I am a bow on your hands, Lord.
Draw me, lest I rot.
Do not overdraw me, Lord. I shall break.
Overdraw me, Lord, and who cares if I break?
— Nikos Kazantzakis
It’s flu season. Which means, technically, I should be a responsible citizen and go get a flu shot. I hate shots. I’m not sure where this irrational fear and hatred of a tiny needle came from, but nonetheless, it’s there.
What I’ve learned, is that sometimes the things that can cause us pain are absolutely necessary for our good. If I’m honest, for a while I think that I avoided this idea out of my own selfish theology — thinking that when God said He does everything for His glory and our good, that it meant life would be perfect as long as I did everything the “right” way.
There’s a lot of pain we experience because we have a real spiritual enemy, who wants to take us out and to steal, kill, and destroy. But I am slowly but surely growing more okay with the idea there is some pain, the good kind of pain, the growing kind of pain, that comes from our Heavenly Father. It’s not pain to hurt us, but to heal us — like a flu shot.
I don’t ever want to downplay the significance of emotional and physical struggles, but sometimes I wonder if the anxiety, depression, and loneliness we sometimes come in contact with are pathways in which we can grow closer to our Heavenly Father. Sometimes I wonder if He will allow us to go through something painful to hear His voice even clearer, and to learn to depend on Christ alone.
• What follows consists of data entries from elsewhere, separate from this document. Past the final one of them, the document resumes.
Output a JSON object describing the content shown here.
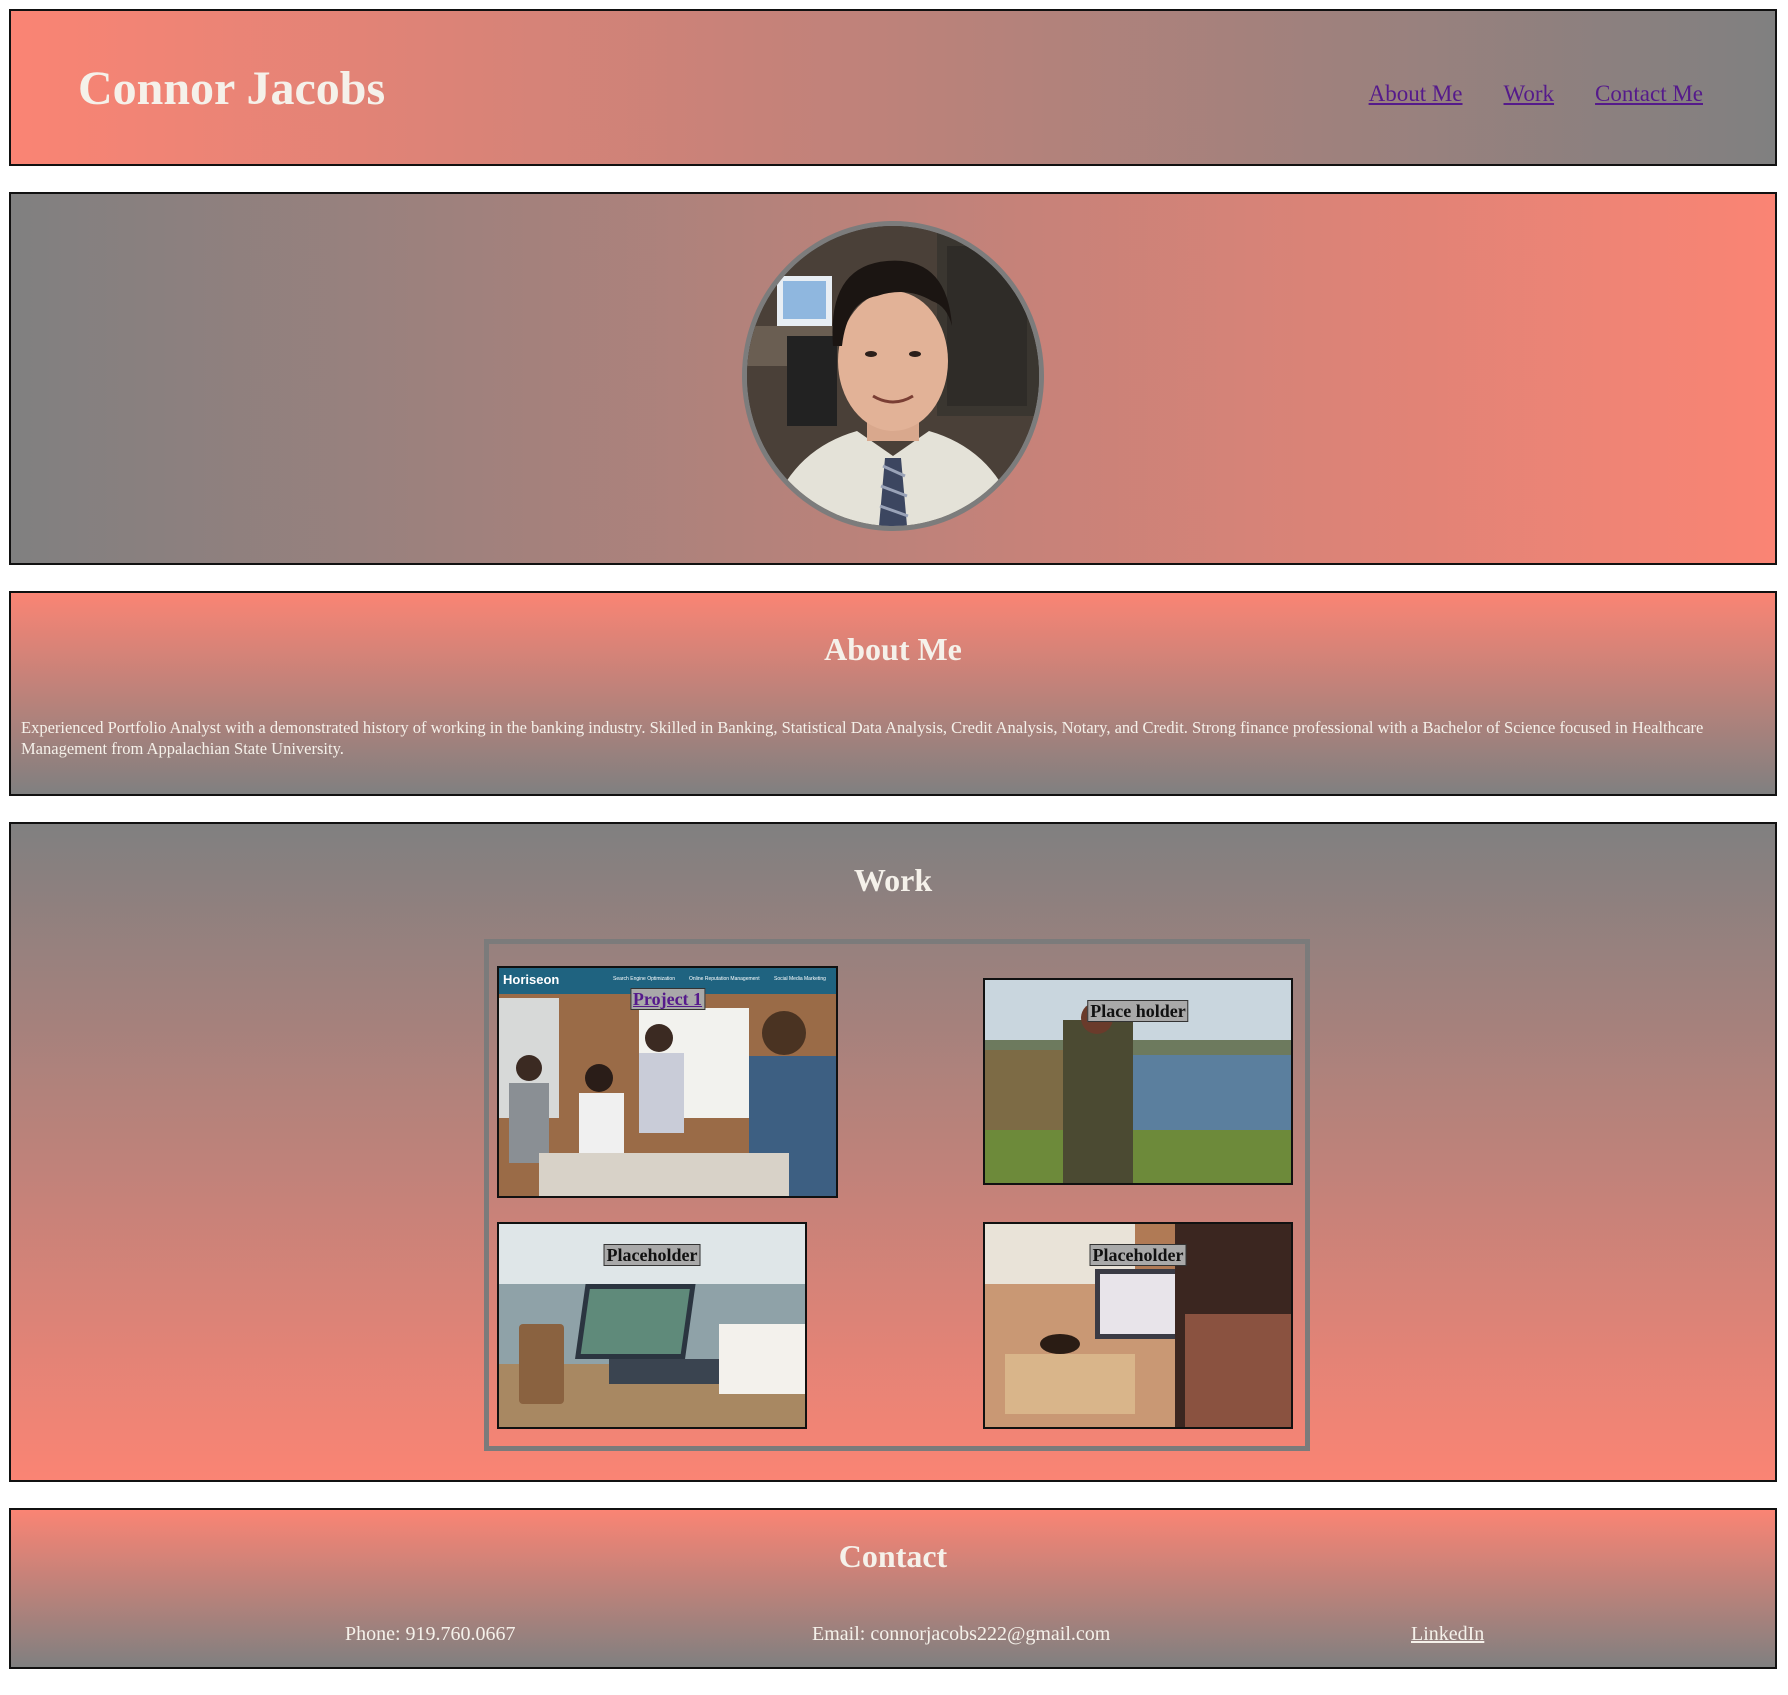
{
  "header": {
    "title": "Connor Jacobs",
    "nav": [
      {
        "label": "About Me"
      },
      {
        "label": "Work"
      },
      {
        "label": "Contact Me"
      }
    ]
  },
  "hero": {
    "avatar": "profile-photo"
  },
  "about": {
    "heading": "About Me",
    "text": "Experienced Portfolio Analyst with a demonstrated history of working in the banking industry. Skilled in Banking, Statistical Data Analysis, Credit Analysis, Notary, and Credit. Strong finance professional with a Bachelor of Science focused in Healthcare Management from Appalachian State University."
  },
  "work": {
    "heading": "Work",
    "projects": [
      {
        "label": "Project 1",
        "screenshot_brand": "Horiseon",
        "screenshot_nav": [
          "Search Engine Optimization",
          "Online Reputation Management",
          "Social Media Marketing"
        ]
      },
      {
        "label": "Place holder"
      },
      {
        "label": "Placeholder"
      },
      {
        "label": "Placeholder"
      }
    ]
  },
  "contact": {
    "heading": "Contact",
    "phone": "Phone: 919.760.0667",
    "email": "Email: connorjacobs222@gmail.com",
    "linkedin": "LinkedIn"
  },
  "colors": {
    "salmon": "#fa8474",
    "gray": "#808080",
    "link": "#551a8b"
  }
}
I say all of this to encourage you, dear friend. If today you’re facing some sort of opposition, or maybe feeling uneasy of where you are, I pray you will lean in and discover that potentially, the reason might be that you are in fact right in the middle of where God wants you.
I want to leave you with a quote from Jennie Allen’s book Anything:
“Somewhere in my life I picked up the idea that if things did not feel right or fall perfectly into place, God was not in them. I thought obeying God should feel pretty easy and convenient. For instance, if God was calling you to Africa, then he would have a buyer for your house in two weeks; and if not, then he likely isn’t in it….All my life I thought I had God’s stamp of approval because my life wasn’t going badly. Now I was faced with the fear that it might actually be the opposite. What if my life was going so beautifully because I wasn’t chasing after God?”